Arnas (Punta d') o Ouille d’Arberon Via Normale da Avèrole

difficoltà: F   [scala difficoltà]
esposizione prevalente: Sud-Est
quota partenza (m): 1818
quota vetta (m): 3560
dislivello complessivo (m): 1490

copertura rete mobile
tim : 0% di copertura
no operato : 0% di copertura
altri : 20% di copertura

contributors: MOWGLI
ultima revisione: 18/06/09

località partenza: Vincendieres (Bessans , 73 )

punti appoggio: Refuge d'Avèrole

accesso:
Da Susa lungo la SS25 del Moncenisio fino all'omonimo colle, quindi si scende in Francia a Lanslevillard dove si continua a destra, seguendo la strada per il Col de l'Iseran. Si supera Bessans e poco dopo a destra si trova la stradina per la Valle d'Averole.

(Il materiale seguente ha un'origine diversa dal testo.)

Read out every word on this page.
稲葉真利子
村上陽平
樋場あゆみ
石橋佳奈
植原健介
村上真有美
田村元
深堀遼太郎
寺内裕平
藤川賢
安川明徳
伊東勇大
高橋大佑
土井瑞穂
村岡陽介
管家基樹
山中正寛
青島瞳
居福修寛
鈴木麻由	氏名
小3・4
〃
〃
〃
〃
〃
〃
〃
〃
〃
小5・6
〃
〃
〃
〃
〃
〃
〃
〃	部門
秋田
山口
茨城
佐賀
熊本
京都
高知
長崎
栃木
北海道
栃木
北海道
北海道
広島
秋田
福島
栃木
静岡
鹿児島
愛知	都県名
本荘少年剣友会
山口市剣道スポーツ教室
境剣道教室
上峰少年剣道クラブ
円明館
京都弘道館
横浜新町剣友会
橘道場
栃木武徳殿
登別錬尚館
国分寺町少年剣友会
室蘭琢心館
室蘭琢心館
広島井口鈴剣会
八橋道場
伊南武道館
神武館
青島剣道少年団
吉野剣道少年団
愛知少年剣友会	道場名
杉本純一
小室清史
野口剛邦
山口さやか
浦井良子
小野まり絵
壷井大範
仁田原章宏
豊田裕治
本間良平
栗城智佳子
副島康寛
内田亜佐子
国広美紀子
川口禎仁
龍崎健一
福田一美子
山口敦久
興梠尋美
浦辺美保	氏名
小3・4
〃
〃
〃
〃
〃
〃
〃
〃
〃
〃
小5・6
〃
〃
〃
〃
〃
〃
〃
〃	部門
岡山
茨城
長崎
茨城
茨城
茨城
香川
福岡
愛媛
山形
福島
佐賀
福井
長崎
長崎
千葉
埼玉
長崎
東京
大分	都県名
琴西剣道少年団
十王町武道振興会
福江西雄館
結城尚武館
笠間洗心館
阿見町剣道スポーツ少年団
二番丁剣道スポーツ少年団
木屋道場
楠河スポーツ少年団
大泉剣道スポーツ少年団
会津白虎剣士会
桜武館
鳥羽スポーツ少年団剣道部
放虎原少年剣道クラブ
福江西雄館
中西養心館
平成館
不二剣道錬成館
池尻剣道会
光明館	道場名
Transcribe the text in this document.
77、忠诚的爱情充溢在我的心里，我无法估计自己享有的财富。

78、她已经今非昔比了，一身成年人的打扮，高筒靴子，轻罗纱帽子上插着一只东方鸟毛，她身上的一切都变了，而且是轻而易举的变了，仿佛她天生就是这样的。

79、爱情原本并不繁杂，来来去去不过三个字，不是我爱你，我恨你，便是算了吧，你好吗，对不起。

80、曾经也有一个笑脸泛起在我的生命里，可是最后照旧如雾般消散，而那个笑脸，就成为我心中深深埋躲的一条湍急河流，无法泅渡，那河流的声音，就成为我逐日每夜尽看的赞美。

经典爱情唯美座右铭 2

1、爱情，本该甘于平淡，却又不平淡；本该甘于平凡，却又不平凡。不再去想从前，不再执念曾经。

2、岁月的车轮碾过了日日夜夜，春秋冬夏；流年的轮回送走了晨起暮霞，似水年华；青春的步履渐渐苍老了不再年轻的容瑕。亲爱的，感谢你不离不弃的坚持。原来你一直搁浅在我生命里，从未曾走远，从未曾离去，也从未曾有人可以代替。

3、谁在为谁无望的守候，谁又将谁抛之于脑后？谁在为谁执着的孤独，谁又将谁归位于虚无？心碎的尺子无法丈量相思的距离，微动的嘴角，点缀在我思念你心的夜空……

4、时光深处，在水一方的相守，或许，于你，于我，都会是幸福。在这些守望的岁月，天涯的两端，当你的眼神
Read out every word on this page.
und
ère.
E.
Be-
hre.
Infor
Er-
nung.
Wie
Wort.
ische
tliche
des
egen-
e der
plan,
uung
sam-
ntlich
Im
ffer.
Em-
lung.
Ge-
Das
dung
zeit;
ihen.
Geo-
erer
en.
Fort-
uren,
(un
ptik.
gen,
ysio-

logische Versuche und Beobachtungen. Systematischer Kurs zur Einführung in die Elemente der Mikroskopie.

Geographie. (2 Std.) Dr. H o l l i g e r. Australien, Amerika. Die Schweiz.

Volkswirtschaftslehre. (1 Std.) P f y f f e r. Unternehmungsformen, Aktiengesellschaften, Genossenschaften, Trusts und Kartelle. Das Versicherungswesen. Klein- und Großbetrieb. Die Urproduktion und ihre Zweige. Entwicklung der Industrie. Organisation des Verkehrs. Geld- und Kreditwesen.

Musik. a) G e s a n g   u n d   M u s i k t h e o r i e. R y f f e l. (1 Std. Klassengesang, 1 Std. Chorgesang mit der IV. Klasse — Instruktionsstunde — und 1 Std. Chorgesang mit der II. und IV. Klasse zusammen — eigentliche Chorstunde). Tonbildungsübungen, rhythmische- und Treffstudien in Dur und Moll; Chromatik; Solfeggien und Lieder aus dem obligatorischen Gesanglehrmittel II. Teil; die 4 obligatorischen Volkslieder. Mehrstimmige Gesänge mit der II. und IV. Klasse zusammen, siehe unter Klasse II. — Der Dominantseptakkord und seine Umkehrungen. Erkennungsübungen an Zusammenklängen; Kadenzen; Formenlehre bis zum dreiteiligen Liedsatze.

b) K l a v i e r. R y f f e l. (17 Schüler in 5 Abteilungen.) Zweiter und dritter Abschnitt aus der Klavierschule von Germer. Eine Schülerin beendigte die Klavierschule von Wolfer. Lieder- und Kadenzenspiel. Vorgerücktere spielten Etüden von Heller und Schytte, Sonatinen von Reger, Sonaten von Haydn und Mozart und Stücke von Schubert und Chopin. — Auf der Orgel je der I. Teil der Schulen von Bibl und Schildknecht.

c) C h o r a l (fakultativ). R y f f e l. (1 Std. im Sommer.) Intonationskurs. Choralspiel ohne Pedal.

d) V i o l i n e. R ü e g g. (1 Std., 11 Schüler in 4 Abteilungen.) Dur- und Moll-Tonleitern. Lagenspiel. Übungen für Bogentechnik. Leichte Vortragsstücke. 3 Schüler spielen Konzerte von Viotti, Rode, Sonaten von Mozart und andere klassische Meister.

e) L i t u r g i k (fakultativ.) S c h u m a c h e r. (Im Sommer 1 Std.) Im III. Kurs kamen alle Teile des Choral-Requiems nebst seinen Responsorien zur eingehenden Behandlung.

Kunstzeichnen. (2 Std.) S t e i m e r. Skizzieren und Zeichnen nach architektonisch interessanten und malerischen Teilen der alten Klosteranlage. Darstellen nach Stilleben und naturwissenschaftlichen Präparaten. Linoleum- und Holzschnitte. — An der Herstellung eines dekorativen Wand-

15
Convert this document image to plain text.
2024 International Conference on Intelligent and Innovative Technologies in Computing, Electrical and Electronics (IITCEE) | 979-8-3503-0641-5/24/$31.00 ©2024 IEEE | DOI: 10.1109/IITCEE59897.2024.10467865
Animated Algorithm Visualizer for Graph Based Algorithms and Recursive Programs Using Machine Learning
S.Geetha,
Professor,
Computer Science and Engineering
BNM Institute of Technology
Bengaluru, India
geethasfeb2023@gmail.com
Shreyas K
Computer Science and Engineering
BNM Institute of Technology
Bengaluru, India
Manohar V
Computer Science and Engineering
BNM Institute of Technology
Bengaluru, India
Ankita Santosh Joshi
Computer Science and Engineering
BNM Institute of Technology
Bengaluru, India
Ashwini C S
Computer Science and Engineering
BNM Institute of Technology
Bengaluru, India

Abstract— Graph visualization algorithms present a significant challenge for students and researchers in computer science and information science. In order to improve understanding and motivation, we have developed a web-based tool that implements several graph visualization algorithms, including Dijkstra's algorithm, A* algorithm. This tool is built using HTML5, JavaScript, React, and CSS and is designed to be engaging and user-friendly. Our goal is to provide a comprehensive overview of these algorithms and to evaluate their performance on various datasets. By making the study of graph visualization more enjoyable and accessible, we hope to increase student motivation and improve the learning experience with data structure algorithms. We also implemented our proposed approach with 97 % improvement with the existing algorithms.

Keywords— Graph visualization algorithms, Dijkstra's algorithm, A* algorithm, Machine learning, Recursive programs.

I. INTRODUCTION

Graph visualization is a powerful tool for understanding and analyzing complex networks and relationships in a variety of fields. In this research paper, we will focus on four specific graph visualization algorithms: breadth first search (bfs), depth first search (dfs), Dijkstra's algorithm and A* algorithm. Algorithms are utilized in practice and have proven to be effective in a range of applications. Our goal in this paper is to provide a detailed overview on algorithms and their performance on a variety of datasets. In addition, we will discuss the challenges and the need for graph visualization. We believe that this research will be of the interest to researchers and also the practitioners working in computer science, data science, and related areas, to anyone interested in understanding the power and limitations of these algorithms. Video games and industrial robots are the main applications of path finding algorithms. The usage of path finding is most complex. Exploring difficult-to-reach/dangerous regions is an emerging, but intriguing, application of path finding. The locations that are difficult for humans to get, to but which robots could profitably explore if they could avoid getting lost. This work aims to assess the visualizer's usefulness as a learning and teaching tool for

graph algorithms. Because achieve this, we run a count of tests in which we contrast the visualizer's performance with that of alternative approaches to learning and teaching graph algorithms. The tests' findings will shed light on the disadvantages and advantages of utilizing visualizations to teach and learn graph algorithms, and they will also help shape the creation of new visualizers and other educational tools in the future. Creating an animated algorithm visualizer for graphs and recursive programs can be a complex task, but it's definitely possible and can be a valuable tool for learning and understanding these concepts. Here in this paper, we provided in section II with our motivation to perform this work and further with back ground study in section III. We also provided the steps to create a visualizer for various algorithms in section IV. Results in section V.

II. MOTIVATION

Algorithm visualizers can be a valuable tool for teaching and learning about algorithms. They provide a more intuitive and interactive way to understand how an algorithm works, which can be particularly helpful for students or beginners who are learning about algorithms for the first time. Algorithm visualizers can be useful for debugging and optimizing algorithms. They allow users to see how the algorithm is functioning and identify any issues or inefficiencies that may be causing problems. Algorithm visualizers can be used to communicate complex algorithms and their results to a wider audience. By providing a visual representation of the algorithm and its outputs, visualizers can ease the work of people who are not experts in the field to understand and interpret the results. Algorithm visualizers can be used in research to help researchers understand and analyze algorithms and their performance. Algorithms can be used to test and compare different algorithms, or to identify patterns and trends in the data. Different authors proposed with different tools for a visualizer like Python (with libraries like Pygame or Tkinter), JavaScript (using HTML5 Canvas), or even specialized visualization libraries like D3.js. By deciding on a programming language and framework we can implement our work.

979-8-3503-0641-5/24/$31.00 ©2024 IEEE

Strada asfaltata fino ad Averole, poi prosegue ancora per più di 1 km sterrata, generalmente percorribile da ogni tipo di vettura fino allo spiazzo di Plan du Prè.
In caso di divieto si deve lasciare l'auto a Vincendieres, allungando di 6 km il percorso.

note tecniche:
A inizio stagione il pendio per il Colle d'Arbèron e la cresta finale sono innevati e richiedono piccozza e ramponi.
Lo sviluppo partendo dal divieto di accesso alla vetta e rientro è di 28 km e 200 m di dislivello aggiuntivi.

descrizione itinerario:
Dal parcheggio a quota mt.1800 raggiungere il Rifugio Avèrole 2210 m. C.a. 1h 30'.
Arrivati al rifugio d’Avèrole proseguire per il ben tracciato sentiero che conduce al colle d’Arnas. Trascurato il primo bivio a destra che conduce al colle d’Autaret, a quota 2250 m. circa, si stacca sulla destra una traccia che inizialmente attraversa il torrente per poi addentrarsi nella gola sotto la bastionata rocciosa della Ouille de la Vallettaz. La si percorre seguendo gli ometti fino al colle d’Arbèron 3020 m. Dal colle, occorre scendere sulla destra di una trentina di metri e attaccare la cresta nella sua parte iniziale (rari ometti), non farsi tentare a tagliare sul versante nord. Qui si incontra un unico passaggio di II grado, non esposto, evitabile, che dopo pochi metri conduce sulla parte sovrastante, dove la cresta diventa più larga e semplice (grosso ometto). La si segue sul filo, evitando qualche affioramento roccioso sulla destra. Nella parte finale occorre spostarsi leggermente sul versante orientale per evitare l’ultimo tratto di rocce frastagliate ed esposte.